Con su mirada sombría mirando,
ojos de serpiente sanguinaria,
miles de brazos gobierna, miles de naves,
avanza presuroso sobre un carro sirio
y lleva contra héroes famosos por su lanza
un Ares que triunfa con el arco.

Mas de nadie se espera que oponiéndose
a ese gran río de soldados, pueda
con unos fuertes diques poner freno
a la ola del mar indomeñable:
pues es irresistible la tropa de los persas,
su pueblo de corazón valiente.

Mas ¿qué hombre mortal del dios evitará el engaño?
¿Quién hay que con pie raudo dé un fácil salto 
con pleno dominio? Amistoso y halagador primero
el dios en su red al mortal atrapa
y no puede éste escapar de ella.

Mi alma está de luto
de terror se siente desgarrada
¡Ay del ejército persa!
Temo por la gran ciudad de Susa,
temo que vacía de hombres quede.

Toda la región de Cisa devolverá el eco;
una confusa multitud de mujeres ¡ay! proferirá el grito,
el duelo desgarrará sus finos vestidos de lino.

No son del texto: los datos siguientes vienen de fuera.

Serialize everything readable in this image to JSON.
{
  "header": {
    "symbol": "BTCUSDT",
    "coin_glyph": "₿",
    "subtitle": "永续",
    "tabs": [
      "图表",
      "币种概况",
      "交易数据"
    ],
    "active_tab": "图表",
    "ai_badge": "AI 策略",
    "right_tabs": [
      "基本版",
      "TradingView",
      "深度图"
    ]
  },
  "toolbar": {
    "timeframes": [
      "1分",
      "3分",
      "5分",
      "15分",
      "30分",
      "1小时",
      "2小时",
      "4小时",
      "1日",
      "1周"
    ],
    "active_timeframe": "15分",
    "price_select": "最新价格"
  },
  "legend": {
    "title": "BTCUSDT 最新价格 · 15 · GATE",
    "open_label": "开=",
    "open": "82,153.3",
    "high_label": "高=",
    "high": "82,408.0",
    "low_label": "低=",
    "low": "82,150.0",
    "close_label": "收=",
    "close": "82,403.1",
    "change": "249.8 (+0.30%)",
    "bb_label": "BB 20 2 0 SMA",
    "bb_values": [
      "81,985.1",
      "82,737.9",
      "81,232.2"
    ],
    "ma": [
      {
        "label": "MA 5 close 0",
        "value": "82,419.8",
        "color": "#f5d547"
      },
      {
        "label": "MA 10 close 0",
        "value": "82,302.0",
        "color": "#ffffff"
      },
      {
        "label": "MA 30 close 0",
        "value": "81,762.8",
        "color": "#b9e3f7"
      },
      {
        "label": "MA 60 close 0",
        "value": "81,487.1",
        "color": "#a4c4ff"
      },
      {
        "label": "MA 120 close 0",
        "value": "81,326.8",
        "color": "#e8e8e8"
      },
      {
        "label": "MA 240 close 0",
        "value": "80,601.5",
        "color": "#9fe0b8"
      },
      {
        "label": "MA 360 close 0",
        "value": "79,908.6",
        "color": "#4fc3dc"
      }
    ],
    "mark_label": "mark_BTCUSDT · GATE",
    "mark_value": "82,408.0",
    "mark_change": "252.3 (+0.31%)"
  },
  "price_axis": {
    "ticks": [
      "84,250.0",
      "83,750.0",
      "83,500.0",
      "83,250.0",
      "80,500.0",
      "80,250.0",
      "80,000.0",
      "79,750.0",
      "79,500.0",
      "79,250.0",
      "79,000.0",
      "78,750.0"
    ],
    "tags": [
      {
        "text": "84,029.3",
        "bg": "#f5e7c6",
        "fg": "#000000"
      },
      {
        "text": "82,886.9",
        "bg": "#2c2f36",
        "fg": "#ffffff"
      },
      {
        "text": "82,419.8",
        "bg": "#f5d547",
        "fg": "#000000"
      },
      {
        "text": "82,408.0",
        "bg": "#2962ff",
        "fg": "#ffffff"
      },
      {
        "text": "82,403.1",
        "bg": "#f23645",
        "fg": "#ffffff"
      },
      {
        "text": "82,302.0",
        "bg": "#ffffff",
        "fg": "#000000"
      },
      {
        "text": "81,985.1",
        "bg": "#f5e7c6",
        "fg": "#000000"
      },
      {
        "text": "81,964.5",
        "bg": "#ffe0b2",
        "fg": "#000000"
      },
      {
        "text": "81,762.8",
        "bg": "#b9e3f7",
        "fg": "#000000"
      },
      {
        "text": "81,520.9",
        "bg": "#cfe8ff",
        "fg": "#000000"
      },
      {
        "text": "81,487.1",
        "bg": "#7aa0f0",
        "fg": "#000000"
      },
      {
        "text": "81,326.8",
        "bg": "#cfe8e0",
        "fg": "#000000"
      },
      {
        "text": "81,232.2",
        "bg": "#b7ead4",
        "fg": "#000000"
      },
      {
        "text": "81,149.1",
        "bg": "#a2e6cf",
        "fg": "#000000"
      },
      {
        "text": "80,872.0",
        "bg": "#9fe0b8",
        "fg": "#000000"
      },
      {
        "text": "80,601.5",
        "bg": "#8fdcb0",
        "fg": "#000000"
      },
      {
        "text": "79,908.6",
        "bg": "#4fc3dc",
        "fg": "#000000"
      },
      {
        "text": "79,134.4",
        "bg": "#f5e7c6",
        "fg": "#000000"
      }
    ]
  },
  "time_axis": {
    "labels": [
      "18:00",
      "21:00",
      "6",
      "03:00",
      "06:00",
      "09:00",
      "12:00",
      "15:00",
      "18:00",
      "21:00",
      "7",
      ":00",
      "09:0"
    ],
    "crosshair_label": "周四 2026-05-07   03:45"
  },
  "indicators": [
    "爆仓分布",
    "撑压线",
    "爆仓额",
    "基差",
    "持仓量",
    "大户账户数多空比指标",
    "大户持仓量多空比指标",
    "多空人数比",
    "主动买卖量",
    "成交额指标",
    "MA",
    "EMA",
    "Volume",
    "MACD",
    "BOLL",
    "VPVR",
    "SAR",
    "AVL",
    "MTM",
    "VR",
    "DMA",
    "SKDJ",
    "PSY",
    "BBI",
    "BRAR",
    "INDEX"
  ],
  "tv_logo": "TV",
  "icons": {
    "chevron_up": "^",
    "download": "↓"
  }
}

Los lechos se mojan de lágrimas
por la nostalgia de los esposos,
cada una de ellas, las mujeres persas
por el dolor se desalientan 
tras despedir a su esposo,
con el deseo amoroso con que aman
a su marcial, a su brioso esposo,
solas se quedan sin sus hombres.
¿Cómo estará Jerjes, el rey, nacido de Darío?
¿Vencerá el disparo del arco o ¿Ha prevalecido la fuerza de la lanza?